Calculator Inputs
Example Data Table
This sample setup shows one practical way to explore coupled behavior before entering your own values.
| Parameter | Example Value | Purpose |
|---|---|---|
| Map type | Logistic | Uses the classic nonlinear map for local site updates. |
| Sites | 24 | Creates a moderate ring size for visible spatial patterns. |
| Iterations | 80 | Tracks transient behavior and later-stage lattice structure. |
| Control parameter r | 3.8 | Places the logistic map in a strongly nonlinear regime. |
| Coupling ε | 0.22 | Blends self-dynamics with nearest-neighbor influence. |
| Initialization | Random from 0.20 to 0.80 | Introduces heterogeneous starting states across the lattice. |
Formula Used
For a one-dimensional lattice with nearest-neighbor coupling, the update rule is:
xᵢ(t+1) = (1 − ε) f(xᵢ(t)) + (ε / 2) [ f(xᵢ₋₁(t)) + f(xᵢ₊₁(t)) ]
Here, ε is the coupling strength, and f(x) is the selected local map.
- Logistic map:
f(x) = r x (1 − x) - Tent map:
f(x) = r · min(x, 1 − x) - Sine map:
f(x) = r · sin(πx)
Key summary statistics are computed as follows:
- Mean field:
M(t) = (1 / N) Σ xᵢ(t) - Variance:
V(t) = (1 / N) Σ [xᵢ(t) − M(t)]² - Synchronization error:
E(t) = √V(t) - Spatial roughness: average absolute difference between neighboring sites.
How to Use This Calculator
- Choose a local map type and set the number of sites.
- Enter the iteration count, control parameter
r, and couplingε. - Select a boundary condition and an initialization method.
- Provide random, uniform, sine-profile, or manual starting values.
- Pick a site index to monitor in the trajectory plot.
- Optionally discard early iterations when averaging summary metrics.
- Click Simulate Lattice to generate the results.
- Review the charts, table, and summary cards. Then export with CSV or PDF if needed.
Frequently Asked Questions
1) What does this calculator simulate?
It simulates a one-dimensional coupled map lattice, where every site follows a nonlinear map and exchanges influence with neighboring sites during each discrete time step.
2) Why does coupling strength matter?
Coupling strength controls how strongly each site responds to its neighbors. Low coupling preserves local independence, while higher coupling can promote synchronization, pattern formation, or smoother spatial behavior.
3) What is synchronization error?
Synchronization error is the square root of spatial variance. Smaller values indicate sites are behaving more similarly, while larger values imply stronger spatial differences across the lattice.
4) When should I discard early iterations?
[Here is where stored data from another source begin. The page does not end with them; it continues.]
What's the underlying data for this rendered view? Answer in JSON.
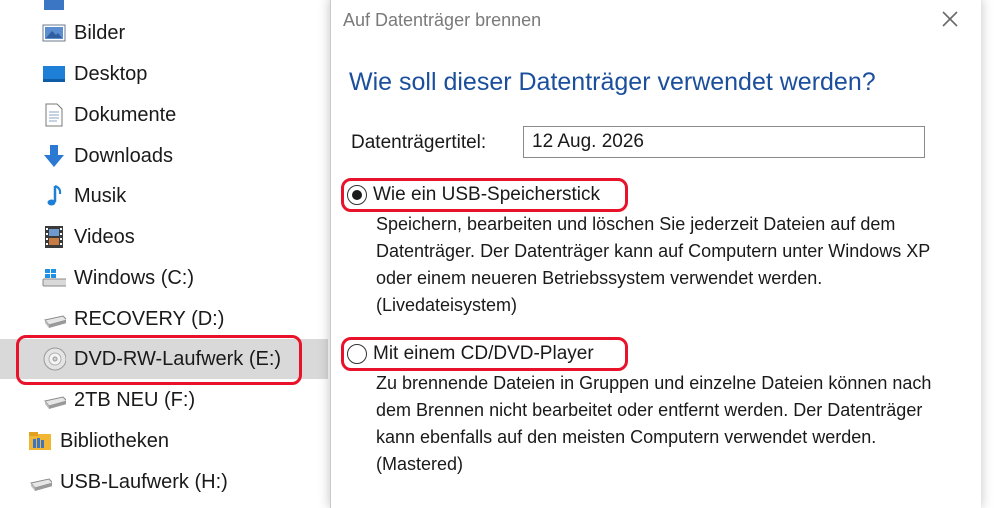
{
  "nav": {
    "items": [
      {
        "label": "Bilder",
        "icon": "pictures-icon"
      },
      {
        "label": "Desktop",
        "icon": "desktop-icon"
      },
      {
        "label": "Dokumente",
        "icon": "documents-icon"
      },
      {
        "label": "Downloads",
        "icon": "downloads-icon"
      },
      {
        "label": "Musik",
        "icon": "music-icon"
      },
      {
        "label": "Videos",
        "icon": "videos-icon"
      },
      {
        "label": "Windows (C:)",
        "icon": "windows-drive-icon"
      },
      {
        "label": "RECOVERY (D:)",
        "icon": "drive-icon"
      },
      {
        "label": "DVD-RW-Laufwerk (E:)",
        "icon": "dvd-drive-icon"
      },
      {
        "label": "2TB NEU (F:)",
        "icon": "drive-icon"
      },
      {
        "label": "Bibliotheken",
        "icon": "libraries-icon"
      },
      {
        "label": "USB-Laufwerk (H:)",
        "icon": "usb-drive-icon"
      }
    ]
  },
  "dialog": {
    "title": "Auf Datenträger brennen",
    "heading": "Wie soll dieser Datenträger verwendet werden?",
    "disc_title_label": "Datenträgertitel:",
    "disc_title_value": "12 Aug. 2026",
    "options": [
      {
        "label": "Wie ein USB-Speicherstick",
        "selected": true,
        "description": "Speichern, bearbeiten und löschen Sie jederzeit Dateien auf dem Datenträger. Der Datenträger kann auf Computern unter Windows XP oder einem neueren Betriebssystem verwendet werden. (Livedateisystem)"
      },
      {
        "label": "Mit einem CD/DVD-Player",
        "selected": false,
        "description": "Zu brennende Dateien in Gruppen und einzelne Dateien können nach dem Brennen nicht bearbeitet oder entfernt werden. Der Datenträger kann ebenfalls auf den meisten Computern verwendet werden. (Mastered)"
      }
    ]
  },
  "colors": {
    "heading": "#1b4f9c",
    "highlight": "#e8132a",
    "selected_row": "#d9d9d9"
  }
}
Discard early steps when you want averages that reflect long-run behavior instead of startup transients. This is useful when initial conditions strongly affect the first part of the simulation.
5) What do periodic boundaries mean?
Periodic boundaries wrap the lattice into a ring. The first and last sites become neighbors, preventing open-edge effects and supporting circular spatial coupling.
6) Why would I clamp states to [0, 1]?
Clamping prevents values from leaving the unit interval when you test aggressive parameters. It keeps charts readable and avoids runaway values during exploratory analysis.
7) What does the heatmap show?
The heatmap displays site values over time. Rows represent iterations, columns represent sites, and colors reveal emerging spatial structures, coherence, and irregular dynamics.
8) Can I reproduce a previous run exactly?
Yes. Keep the same parameters and random seed, or use a manual initial state list. That will reproduce the same trajectory and summary results.